Council looks at corridor study

Friday, July 29, 2022

LE MARS — The Le Mars City Council on July 19 acknowledged receipt of the Business US 75 Corridor Study.

Snyder & Associates had completed the Business US 75 Corridor Study as requested by the City of Le Mars in May of 2020. The study was completed as part of Iowa’s Traffic Engineering Assistance Program (TEAP) which is managed by the Iowa Department of Transportation (IDOT).

The study was requested because the city was interested in potential modifications to the 5-leg intersection of Business US 75 and 6th Street Southwest and 6th Avenue Southwest, as well as potential for corridor conversion from 4-lane to 3-lane, as well as a possible traffic signal at the south end of the corridor at 18th Street or 24th Street.

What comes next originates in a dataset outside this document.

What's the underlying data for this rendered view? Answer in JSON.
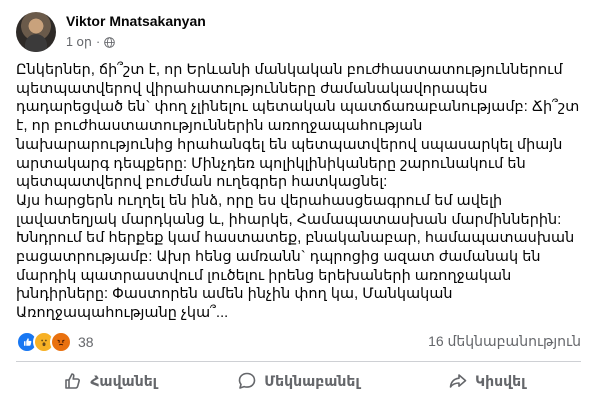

The results of the study are:

Business US 75 corridor:

• Reconfigure as a 3-lane corridor from 12th Street SW to the north end urban-to-rural median transition at 3rd Street NW. Estimate = $260,000-$440,000

Business US 75 & 6th St SW & 6th Ave SW Intersection:

• Modify west leg to close 6th Street SW to local traffic only between 7th Avenue SW and the alley West of Dairy Queen. Estimate = $70,000

Traffic Signal:

• Construct a traffic signal at 24th Street SW. Consider closing 18th Street SW intersection routing local traffic via Lincoln Avenue or Industrial Road to the traffic signal. Estimate = $300,000

City Administrator Jason Vacura said the agenda provided four aerial views of the roadway from the south to the north, while holding the complete 100 page study. At the meeting, Vacura said he had not had an opportunity to delve into the study.

“I’ve looked through it. These are simply recommendations,” he noted.

At the time the study was initiated, the Iowa DOT was interested in reducing their portion of Highway 75 from the intersection with Highway 3, down to three lanes also.

Council member Clark Goodchild asked about the cost, and if IDOT would pay for that portion.

“All that is needed at a minimum to change it from four lanes to three is just paint,” Vacura said.

He added that is why the estimate for the change has a range from $260,000 to $400,000.

“With their recommendations, we may need to do some additional work on a couple of intersections and that is why the cost could get up to $440,000,” he said.

He then shared some highlights from the study.

In 2007, when the stretch of roadway was still an IDOT road, traffic count was from 10,000 to 15,000 vehicles per day.

As of 2019, the most recent count, traffic is down to 6,000 to 9,000 vehicles a day, so traffic counts do not warrant four lanes.

A dedicated turn lane, rather than a four lane road, could eliminate a lot of rear end accidents involving vehicles waiting to make a left turn.

“With a dedicated turn lane, it gets that car out of the through traffic lane, so you’re reducing the rear-end accidents, and also trying to turn across two-lanes,” he said. “It happens even at the stop light, you have to pay attention to two lanes.”

Council member Mark Sturgeon said he liked the turn arrow stoplight at the KwikStar intersection, but admits he likes the four lane when he is behind a slow vehicle and wants to pass.

The conversation also included the intersection by Dairy Queen and Godfather’s, where it is recommended to close Sixth Street Southwest to local traffic.

“Have these businesses been asked about that?” Goodchild questioned.

Another noted truck traffic to Nor-Am at that intersection as well.

City administration recommended exploring the Traffic Safety Improvement Program (TSIP) and the Urban-State Traffic Engineering Program (U-STEP) as funding sources for implementing the recommendations after the Public Works Committee and the Public Safety Committee have had a chance to review the study.

The council unanimously passed a motion acknowledging receipt of the Business US 75 Corridor Study prepared by Snyder & Associates.